Filipino-American government official

Maria Camille Calimlim Touton is a Filipino-American water policy advisor who served as the commissioner of the United States Bureau of Reclamation in the Biden administration from 2021 to 2025.

== Early life and education ==
Touton was born in Quezon City and raised in Dagupan and Calasiao before moving to Nevada with her family. She earned a Bachelor of Arts degree in communication studies and Bachelor of Science in civil engineering from the University of Nevada, Las Vegas, followed by a Master of Public Policy from George Mason University.

== Career ==
In 2005 and 2006, Touton was an Engineer in Training at G.C. Wallace Inc. in Las Vegas. She then joined the office of Senator Harry Reid as a legislative correspondent. She later became a staffer for the United States House Committee on Natural Resources, serving as an advisor to members Nick Rahall, Ed Markey, and Peter DeFazio. She was also a water policy advisor for Grace Napolitano. In 2014, she joined the United States Department of the Interior, serving as a counselor to the assistant secretary for water and science and as deputy assistant secretary for water and science.
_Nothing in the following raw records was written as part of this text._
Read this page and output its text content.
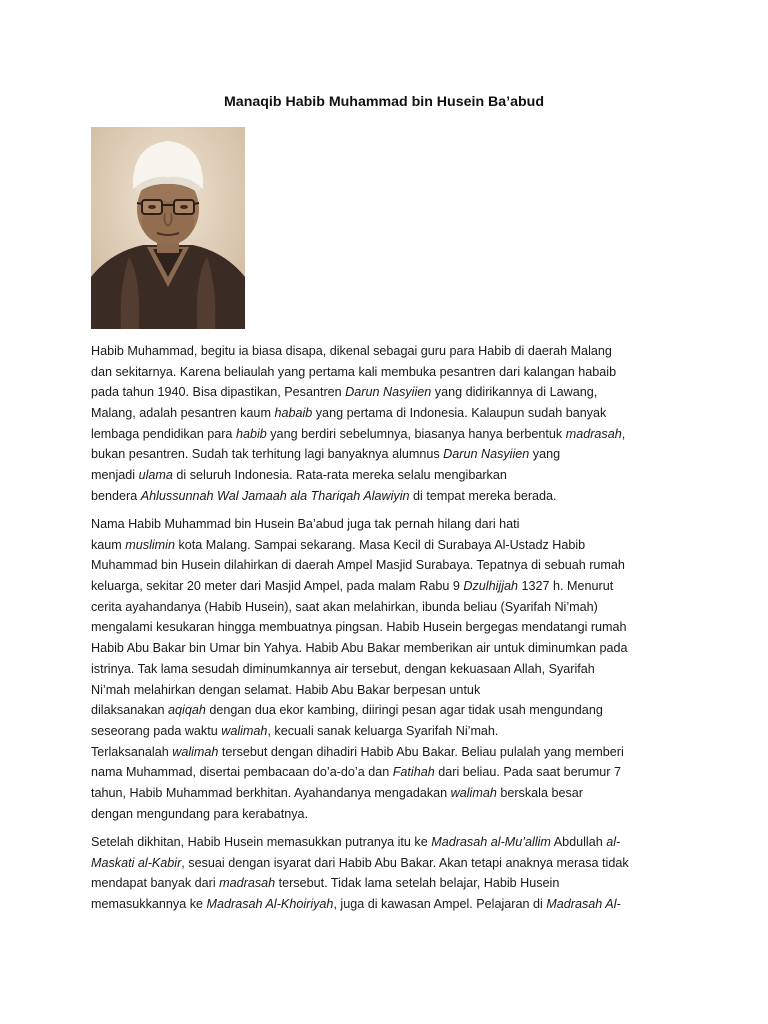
Manaqib Habib Muhammad bin Husein Ba’abud
Habib Muhammad, begitu ia biasa disapa, dikenal sebagai guru para Habib di daerah Malang
dan sekitarnya. Karena beliaulah yang pertama kali membuka pesantren dari kalangan habaib
pada tahun 1940. Bisa dipastikan, Pesantren Darun Nasyiien yang didirikannya di Lawang,
Malang, adalah pesantren kaum habaib yang pertama di Indonesia. Kalaupun sudah banyak
lembaga pendidikan para habib yang berdiri sebelumnya, biasanya hanya berbentuk madrasah,
bukan pesantren. Sudah tak terhitung lagi banyaknya alumnus Darun Nasyiien yang
menjadi ulama di seluruh Indonesia. Rata-rata mereka selalu mengibarkan
bendera Ahlussunnah Wal Jamaah ala Thariqah Alawiyin di tempat mereka berada.
Nama Habib Muhammad bin Husein Ba’abud juga tak pernah hilang dari hati
kaum muslimin kota Malang. Sampai sekarang. Masa Kecil di Surabaya Al-Ustadz Habib
Muhammad bin Husein dilahirkan di daerah Ampel Masjid Surabaya. Tepatnya di sebuah rumah
keluarga, sekitar 20 meter dari Masjid Ampel, pada malam Rabu 9 Dzulhijjah 1327 h. Menurut
cerita ayahandanya (Habib Husein), saat akan melahirkan, ibunda beliau (Syarifah Ni’mah)
mengalami kesukaran hingga membuatnya pingsan. Habib Husein bergegas mendatangi rumah
Habib Abu Bakar bin Umar bin Yahya. Habib Abu Bakar memberikan air untuk diminumkan pada
istrinya. Tak lama sesudah diminumkannya air tersebut, dengan kekuasaan Allah, Syarifah
Ni’mah melahirkan dengan selamat. Habib Abu Bakar berpesan untuk
dilaksanakan aqiqah dengan dua ekor kambing, diiringi pesan agar tidak usah mengundang
seseorang pada waktu walimah, kecuali sanak keluarga Syarifah Ni’mah.
Terlaksanalah walimah tersebut dengan dihadiri Habib Abu Bakar. Beliau pulalah yang memberi
nama Muhammad, disertai pembacaan do’a-do’a dan Fatihah dari beliau. Pada saat berumur 7
tahun, Habib Muhammad berkhitan. Ayahandanya mengadakan walimah berskala besar
dengan mengundang para kerabatnya.
Setelah dikhitan, Habib Husein memasukkan putranya itu ke Madrasah al-Mu’allim Abdullah al-
Maskati al-Kabir, sesuai dengan isyarat dari Habib Abu Bakar. Akan tetapi anaknya merasa tidak
mendapat banyak dari madrasah tersebut. Tidak lama setelah belajar, Habib Husein
memasukkannya ke Madrasah Al-Khoiriyah, juga di kawasan Ampel. Pelajaran di Madrasah Al-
From 2017 to 2019, she was a staffer for Democratic members of the United States Senate Committee on Energy and Natural Resources. From 2019 to 2021, she was a senior staffer for the United States House Committee on Transportation and Infrastructure.

===Bureau of Reclamation===
On June 18, 2021, President Joe Biden nominated Touton to be the commissioner of the U.S. Bureau of Reclamation. Hearings on her nomination were before the Senate Energy Committee on September 21, 2021. The committee favorably reported her nomination to the Senate floor on November 2, 2021. Touton was confirmed by the entire Senate via voice vote on November 4, 2021.

Touton started her position on December 15, 2021.